Alasan Prabowo Minta Nanik Tetap di BGN Jadi Dewas Meski Sakit Jantung
Presiden Prabowo Subianto menggelar pertemuan bilateral dengan Presiden Jerman, Frank Walter Steinmeier, di Istana Merdeka, Jakarta, Senin (15/6/2026). (IDN Times/Ilman Nafi'an)
Glance

Jakarta, IDN Times - Presiden Prabowo Subianto tetap meminta Nanik S. Deyang bekerja di lingkungan Badan Gizi Nasional (BGN), meski sudah mengundurkan diri karena sakit jantung. Menteri Sekretaris Negara, Prasetyo Hadi, membeberkan alasan Prabowo tetap meminta Nanik menjadi Dewan Pengawas (Dewas) BGN.

"Dalam desain BGN, ada yang disebut Dewan Pengawas, karena pengalaman beliau (Nanik) sempat jadi Wakil Kepala BGN dan Kepala BGN," ujar Prasetyo di Kompleks Istana Kepresidenan Jakarta, Rabu (22/7/2026).

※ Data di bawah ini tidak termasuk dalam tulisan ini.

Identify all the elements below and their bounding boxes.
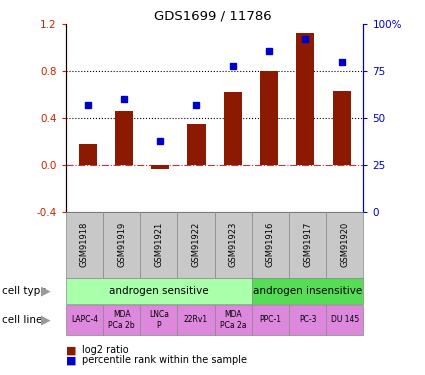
Bar xyxy=(178,304,215,335)
Text: GSM91923: GSM91923 xyxy=(229,222,238,267)
Text: GSM91922: GSM91922 xyxy=(192,222,201,267)
Text: GSM91920: GSM91920 xyxy=(340,222,349,267)
Text: GSM91918: GSM91918 xyxy=(80,222,89,267)
Text: DU 145: DU 145 xyxy=(331,315,359,324)
Bar xyxy=(289,304,326,335)
Bar xyxy=(215,212,252,278)
Text: MDA
PCa 2b: MDA PCa 2b xyxy=(108,310,135,330)
Text: GSM91919: GSM91919 xyxy=(117,222,126,267)
Bar xyxy=(103,304,140,335)
Bar xyxy=(140,212,178,278)
Text: MDA
PCa 2a: MDA PCa 2a xyxy=(220,310,246,330)
Text: 22Rv1: 22Rv1 xyxy=(184,315,208,324)
Bar xyxy=(178,212,215,278)
Bar xyxy=(215,304,252,335)
Bar xyxy=(289,212,326,278)
Text: androgen insensitive: androgen insensitive xyxy=(253,286,362,296)
Text: ■: ■ xyxy=(66,345,76,355)
Bar xyxy=(187,124,206,165)
Bar xyxy=(296,33,314,165)
Bar xyxy=(140,304,178,335)
Bar xyxy=(103,212,140,278)
Text: LNCa
P: LNCa P xyxy=(149,310,169,330)
Text: GSM91921: GSM91921 xyxy=(154,222,163,267)
Bar xyxy=(252,278,363,304)
Text: ▶: ▶ xyxy=(41,314,51,326)
Bar xyxy=(66,212,103,278)
Text: GSM91916: GSM91916 xyxy=(266,222,275,267)
Bar xyxy=(79,144,97,165)
Text: PPC-1: PPC-1 xyxy=(259,315,281,324)
Bar xyxy=(252,212,289,278)
Bar xyxy=(252,304,289,335)
Text: cell line: cell line xyxy=(2,315,42,325)
Text: ■: ■ xyxy=(66,356,76,365)
Text: log2 ratio: log2 ratio xyxy=(82,345,129,355)
Text: percentile rank within the sample: percentile rank within the sample xyxy=(82,356,247,365)
Bar xyxy=(66,278,252,304)
Bar xyxy=(151,165,169,168)
Bar xyxy=(332,91,351,165)
Text: cell type: cell type xyxy=(2,286,47,296)
Bar xyxy=(326,304,363,335)
Bar xyxy=(115,111,133,165)
Bar xyxy=(260,71,278,165)
Text: GDS1699 / 11786: GDS1699 / 11786 xyxy=(154,9,271,22)
Bar xyxy=(224,92,242,165)
Bar xyxy=(326,212,363,278)
Text: ▶: ▶ xyxy=(41,285,51,297)
Text: GSM91917: GSM91917 xyxy=(303,222,312,267)
Text: LAPC-4: LAPC-4 xyxy=(71,315,98,324)
Text: androgen sensitive: androgen sensitive xyxy=(109,286,209,296)
Text: PC-3: PC-3 xyxy=(299,315,316,324)
Bar xyxy=(66,304,103,335)
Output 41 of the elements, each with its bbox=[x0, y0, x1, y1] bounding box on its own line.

Dengan pengalaman tersebut, Prabowo menilai Nanik masih bisa berkontribusi di MBG. Nanik diharapkan bisa ikut menyukseskan program Makan Bergizi Gratis (MBG).

"Dengan pengalamannya, Presiden merasa Bu Nanik bisa berikan kontribusi optimal dengan peran berbeda. Presiden meminta Bu Nanik masih ikut bersama-sama mengawal, menyukseskan dan perbaiki tata kelola MBG," ucap dia.

Kini, Presiden Prabowo telah menunjuk Sudaryono menjadi Kepala BGN menggantikan Nanik. Sudaryono diagendakan dilantik di Istana Negara, Jakarta, Rabu (22/7/2026) pukul 15.00 WIB.